Doch als Thekonas Geist schließlich zugedeckt und erstickt wurde von den Nebeln der Erschöpfung, war immer noch unklar, ob sie ihr Ziel erreicht hatte.
Ihr letzter Gedanke, bevor sie vor der Ohnmacht, in die sie glitt, kapitulierte, galt dem Fremden.
Er ist der Schlüssel, den ich schon so lange gesucht habe. Wenn er stirbt, wird mir der Weg verwehrt bleiben…
***
Die Hand war voller Sorge und die Stimme voller Selbstvorwurf.
»Verzeih. Verzeih, dass ich dir so viel stahl. Ich wollte nicht –«
Das Blinzeln ihrer Augen brachte Anakon zum Verstummen. Erleichtert blickte er auf seine Tochter herab.
Er hatte charismatische Züge wie kein zweiter Konoi. Jede einzelne Furche seiner Gesichtslandschaft erzählte eine Geschichte. Er hatte Thekona erst in hohem Alter gezeugt. Ihre leibliche Mutter war bei der Geburt gestorben – Manitu, so glaubten die Konoi, hatte es so gewollt.

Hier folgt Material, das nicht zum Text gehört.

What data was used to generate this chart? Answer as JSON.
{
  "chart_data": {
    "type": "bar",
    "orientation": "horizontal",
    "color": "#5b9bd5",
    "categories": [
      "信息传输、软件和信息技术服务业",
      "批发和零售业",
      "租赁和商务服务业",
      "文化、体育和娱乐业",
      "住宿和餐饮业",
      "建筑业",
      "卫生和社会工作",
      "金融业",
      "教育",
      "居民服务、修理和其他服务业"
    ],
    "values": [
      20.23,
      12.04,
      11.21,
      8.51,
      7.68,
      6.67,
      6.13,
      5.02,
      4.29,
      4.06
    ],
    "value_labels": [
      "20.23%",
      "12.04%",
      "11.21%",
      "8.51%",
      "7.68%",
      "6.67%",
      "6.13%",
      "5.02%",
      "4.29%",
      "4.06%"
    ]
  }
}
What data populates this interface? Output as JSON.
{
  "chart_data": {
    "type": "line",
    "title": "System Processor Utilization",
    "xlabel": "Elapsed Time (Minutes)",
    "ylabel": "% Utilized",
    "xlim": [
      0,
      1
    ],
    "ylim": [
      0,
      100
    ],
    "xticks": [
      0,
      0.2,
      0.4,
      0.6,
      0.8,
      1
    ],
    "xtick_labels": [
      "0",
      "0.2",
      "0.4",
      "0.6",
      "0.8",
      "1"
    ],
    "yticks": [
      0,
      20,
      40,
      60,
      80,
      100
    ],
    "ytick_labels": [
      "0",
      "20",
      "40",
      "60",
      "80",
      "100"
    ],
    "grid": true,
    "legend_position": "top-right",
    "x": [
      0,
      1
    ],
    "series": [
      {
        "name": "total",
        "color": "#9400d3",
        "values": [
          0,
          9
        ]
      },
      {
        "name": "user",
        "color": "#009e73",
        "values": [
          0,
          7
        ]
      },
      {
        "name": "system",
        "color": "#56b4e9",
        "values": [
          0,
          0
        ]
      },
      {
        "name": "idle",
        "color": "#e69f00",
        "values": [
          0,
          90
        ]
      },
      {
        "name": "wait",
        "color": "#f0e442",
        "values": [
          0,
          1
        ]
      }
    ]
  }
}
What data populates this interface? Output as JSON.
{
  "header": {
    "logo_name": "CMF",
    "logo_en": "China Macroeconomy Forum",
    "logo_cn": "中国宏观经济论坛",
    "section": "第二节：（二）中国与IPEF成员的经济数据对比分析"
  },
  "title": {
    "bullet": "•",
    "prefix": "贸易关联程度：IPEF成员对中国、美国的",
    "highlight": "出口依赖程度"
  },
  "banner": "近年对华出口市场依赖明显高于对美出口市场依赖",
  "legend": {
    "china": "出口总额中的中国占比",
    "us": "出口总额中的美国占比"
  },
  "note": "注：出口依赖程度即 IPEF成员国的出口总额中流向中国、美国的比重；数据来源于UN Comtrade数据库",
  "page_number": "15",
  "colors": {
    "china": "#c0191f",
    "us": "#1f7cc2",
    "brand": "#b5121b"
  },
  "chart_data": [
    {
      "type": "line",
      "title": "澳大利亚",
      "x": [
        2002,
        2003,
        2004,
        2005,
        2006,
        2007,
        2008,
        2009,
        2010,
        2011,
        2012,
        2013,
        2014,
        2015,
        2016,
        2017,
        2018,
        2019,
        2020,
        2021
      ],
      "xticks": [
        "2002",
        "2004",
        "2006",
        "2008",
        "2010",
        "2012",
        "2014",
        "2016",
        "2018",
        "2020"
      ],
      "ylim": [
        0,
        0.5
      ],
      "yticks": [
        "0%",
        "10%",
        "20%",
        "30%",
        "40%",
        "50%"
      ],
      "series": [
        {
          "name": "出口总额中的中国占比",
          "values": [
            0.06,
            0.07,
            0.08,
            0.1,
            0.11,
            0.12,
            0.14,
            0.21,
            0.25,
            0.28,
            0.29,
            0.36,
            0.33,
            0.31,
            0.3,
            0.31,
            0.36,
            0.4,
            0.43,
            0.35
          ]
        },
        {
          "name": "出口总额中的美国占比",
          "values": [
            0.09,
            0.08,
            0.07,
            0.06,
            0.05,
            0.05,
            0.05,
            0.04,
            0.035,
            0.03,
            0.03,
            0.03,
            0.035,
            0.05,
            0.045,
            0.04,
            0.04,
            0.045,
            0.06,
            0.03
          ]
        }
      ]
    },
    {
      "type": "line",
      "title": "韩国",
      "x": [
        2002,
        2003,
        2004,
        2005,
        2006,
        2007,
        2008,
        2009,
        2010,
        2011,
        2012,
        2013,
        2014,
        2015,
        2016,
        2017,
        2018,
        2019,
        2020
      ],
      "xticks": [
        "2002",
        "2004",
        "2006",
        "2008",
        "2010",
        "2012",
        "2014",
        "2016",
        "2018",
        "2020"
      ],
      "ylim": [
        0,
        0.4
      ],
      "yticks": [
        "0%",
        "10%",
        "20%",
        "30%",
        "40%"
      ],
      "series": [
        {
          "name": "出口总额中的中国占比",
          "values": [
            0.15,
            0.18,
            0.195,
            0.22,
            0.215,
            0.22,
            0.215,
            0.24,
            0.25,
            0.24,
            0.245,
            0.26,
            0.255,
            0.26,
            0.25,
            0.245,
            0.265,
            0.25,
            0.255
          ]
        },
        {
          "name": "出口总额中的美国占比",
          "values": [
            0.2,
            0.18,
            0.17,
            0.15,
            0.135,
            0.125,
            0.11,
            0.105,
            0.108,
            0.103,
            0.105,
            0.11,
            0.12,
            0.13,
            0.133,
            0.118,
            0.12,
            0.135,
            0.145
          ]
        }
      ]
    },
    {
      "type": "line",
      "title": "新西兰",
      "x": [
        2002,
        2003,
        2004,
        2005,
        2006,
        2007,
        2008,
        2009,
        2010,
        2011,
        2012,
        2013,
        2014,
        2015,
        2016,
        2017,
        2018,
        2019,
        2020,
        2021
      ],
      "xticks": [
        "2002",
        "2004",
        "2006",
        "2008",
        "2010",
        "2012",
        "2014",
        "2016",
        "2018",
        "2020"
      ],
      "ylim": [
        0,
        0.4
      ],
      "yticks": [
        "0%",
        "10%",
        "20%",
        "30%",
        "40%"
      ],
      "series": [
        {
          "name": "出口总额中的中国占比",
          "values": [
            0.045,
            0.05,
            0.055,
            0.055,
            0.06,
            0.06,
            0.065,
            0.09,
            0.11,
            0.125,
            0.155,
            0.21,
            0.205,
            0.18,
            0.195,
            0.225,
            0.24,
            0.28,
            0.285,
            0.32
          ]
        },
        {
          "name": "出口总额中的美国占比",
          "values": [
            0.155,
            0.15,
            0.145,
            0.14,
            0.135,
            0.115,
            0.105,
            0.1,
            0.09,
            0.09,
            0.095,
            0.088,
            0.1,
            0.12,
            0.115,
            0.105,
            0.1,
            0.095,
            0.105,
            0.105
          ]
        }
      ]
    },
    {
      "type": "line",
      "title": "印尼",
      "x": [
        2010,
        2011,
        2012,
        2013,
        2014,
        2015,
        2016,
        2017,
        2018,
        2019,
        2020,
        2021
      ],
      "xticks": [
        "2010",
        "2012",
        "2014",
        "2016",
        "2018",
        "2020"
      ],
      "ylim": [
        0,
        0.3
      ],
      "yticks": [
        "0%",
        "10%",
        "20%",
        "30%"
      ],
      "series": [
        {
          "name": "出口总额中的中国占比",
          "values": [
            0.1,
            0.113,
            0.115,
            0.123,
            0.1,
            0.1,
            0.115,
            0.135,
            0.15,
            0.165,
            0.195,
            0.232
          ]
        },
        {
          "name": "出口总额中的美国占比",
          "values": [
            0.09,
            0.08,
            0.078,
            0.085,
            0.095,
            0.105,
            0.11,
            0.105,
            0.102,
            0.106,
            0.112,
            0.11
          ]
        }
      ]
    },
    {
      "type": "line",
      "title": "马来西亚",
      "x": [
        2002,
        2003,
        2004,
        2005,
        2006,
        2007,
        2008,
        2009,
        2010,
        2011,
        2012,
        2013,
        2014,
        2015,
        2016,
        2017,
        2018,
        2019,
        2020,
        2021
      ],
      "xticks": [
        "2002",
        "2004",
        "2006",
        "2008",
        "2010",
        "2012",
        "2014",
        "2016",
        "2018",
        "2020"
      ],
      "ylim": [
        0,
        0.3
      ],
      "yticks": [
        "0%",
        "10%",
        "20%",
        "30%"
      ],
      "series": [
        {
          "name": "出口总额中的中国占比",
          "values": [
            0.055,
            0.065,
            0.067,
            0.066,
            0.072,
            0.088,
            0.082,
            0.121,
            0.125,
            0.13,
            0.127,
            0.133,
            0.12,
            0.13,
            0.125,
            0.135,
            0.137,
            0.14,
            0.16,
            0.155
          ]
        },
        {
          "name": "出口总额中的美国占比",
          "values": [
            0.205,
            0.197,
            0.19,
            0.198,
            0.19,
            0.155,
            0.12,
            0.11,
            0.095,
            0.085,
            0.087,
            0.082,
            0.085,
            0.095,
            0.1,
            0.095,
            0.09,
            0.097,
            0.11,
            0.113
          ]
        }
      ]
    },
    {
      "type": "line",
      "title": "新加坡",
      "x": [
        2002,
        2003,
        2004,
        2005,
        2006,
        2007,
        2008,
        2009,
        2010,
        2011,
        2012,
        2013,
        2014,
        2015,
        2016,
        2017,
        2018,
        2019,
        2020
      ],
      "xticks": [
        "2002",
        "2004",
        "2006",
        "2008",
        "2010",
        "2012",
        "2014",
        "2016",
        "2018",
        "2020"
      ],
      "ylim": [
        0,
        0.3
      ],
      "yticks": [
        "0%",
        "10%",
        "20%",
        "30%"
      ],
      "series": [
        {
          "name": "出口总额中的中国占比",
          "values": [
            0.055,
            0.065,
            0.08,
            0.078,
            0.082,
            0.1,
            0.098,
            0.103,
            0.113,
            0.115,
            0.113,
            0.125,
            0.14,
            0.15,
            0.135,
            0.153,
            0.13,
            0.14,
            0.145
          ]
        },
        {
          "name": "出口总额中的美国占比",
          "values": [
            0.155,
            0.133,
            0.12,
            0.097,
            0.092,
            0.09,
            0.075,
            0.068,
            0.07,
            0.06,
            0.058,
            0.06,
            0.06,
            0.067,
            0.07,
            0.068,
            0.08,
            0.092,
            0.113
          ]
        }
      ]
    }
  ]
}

»Kein Grund zur Sorge, Vater«, antwortete sie. »Es geht mir… gut.«
»Du wurdest ohnmächtig. Wir merkten es erst, als –«
»Mach dir keine Gedanken. Ich habe wohl zu viel geben wollen. Ich vermag mir meine Kräfte noch nicht so klug einzuteilen, wie ich es gerne wollte.« Die Lüge kam ihr glatt von den Lippen.